Having looked at several library and book related blogs, I can see the value of providing book reviews and discussions on books - a virtual book club. Blogs too can be a great forum to advertize and discuss events at the library [to get feedback and ideas for future events].
When I read the articles in OCLC Next Space Newsletter, I did not do it from the screen but from copies that I printed out. Why? Because I find it hard to read anything on the screen that is more than a page long or that has long paragraphs. I like to get away from the computer to read.
When a library is looking at changes, the people who are already using the library in the more traditional fashion must not be forgotten. Not all people have computers or have high speed Internet. This may be for economic reasons not just an availability issue. Balance - is necessary. Each library needs to evaluate how they can best serve their current clientele as well as reaching out to potential members.
Through this learning experience, it is interesting to see what new is happening. It raises so many questions - Will funding forumulas for public libraries have to change if staff time and energies are used to provide resources for people who never enter the building or become members? Will there be members? Are more trees used for paper resources if people have to print out information in order to read it? How do you decide what to purchase in print format or only have available in electronic format?
Tagging - My cataloguing background comes through when I want consistency and some type of "authority files" so I am happy with sites that allow you to see your tags or pop up already used tags to choose from as you begin to type. I like that it is easy in del.icio.us to make global changes to tags.
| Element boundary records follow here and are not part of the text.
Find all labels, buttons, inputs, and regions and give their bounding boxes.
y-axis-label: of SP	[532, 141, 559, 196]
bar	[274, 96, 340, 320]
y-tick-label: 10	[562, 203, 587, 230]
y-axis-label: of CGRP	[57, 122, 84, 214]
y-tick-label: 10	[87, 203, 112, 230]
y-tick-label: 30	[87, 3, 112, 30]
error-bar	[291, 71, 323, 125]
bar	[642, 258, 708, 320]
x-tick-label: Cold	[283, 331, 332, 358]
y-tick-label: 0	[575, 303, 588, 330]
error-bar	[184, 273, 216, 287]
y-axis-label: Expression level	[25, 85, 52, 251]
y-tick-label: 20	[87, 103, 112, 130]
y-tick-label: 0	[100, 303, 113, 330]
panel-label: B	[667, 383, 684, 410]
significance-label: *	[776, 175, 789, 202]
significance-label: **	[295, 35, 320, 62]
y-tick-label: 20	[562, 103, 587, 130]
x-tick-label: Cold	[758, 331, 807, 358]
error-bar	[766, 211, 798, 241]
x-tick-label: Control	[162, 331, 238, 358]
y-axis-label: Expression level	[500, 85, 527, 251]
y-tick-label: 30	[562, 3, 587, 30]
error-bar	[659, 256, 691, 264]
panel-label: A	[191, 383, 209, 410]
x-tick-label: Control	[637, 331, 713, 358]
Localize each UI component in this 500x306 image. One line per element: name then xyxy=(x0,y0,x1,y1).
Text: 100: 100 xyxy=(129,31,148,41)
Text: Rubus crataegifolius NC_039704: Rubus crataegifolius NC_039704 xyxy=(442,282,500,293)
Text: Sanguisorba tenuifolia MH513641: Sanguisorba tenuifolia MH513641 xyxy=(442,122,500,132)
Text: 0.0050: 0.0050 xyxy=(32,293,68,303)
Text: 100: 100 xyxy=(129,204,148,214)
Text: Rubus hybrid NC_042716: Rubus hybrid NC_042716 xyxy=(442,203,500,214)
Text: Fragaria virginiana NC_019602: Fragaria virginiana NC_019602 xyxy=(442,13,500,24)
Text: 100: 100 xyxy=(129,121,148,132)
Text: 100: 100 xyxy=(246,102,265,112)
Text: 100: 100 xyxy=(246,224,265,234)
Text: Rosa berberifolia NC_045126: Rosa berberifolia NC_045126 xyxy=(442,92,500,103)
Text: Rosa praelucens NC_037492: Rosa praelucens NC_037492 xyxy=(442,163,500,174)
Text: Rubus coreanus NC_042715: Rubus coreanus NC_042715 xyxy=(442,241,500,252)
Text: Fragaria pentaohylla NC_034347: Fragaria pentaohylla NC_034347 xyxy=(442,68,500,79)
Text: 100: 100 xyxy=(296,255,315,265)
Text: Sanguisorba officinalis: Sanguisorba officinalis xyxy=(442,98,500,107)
Can that be done in Blogger? - I am not sure about the idea about allowing people to tag in library catalogues? Would they be visible to everyone or only to themselves?
[I lost Internet connections at this point. So, my final paragraph was lost. Perhaps, a good reason to type up the information in a wordprocessor first.].
How will publishing change? How will writers be compensated for their work?
In the last 30 years, I have seen many changes in the public library world on how we find and provide information to people. At OSNGUPL, we waited and observed other libraries before we began the journey to become an automated library. I think that was a good thing. What will happen in the future? I don't know, but I know that it will be different.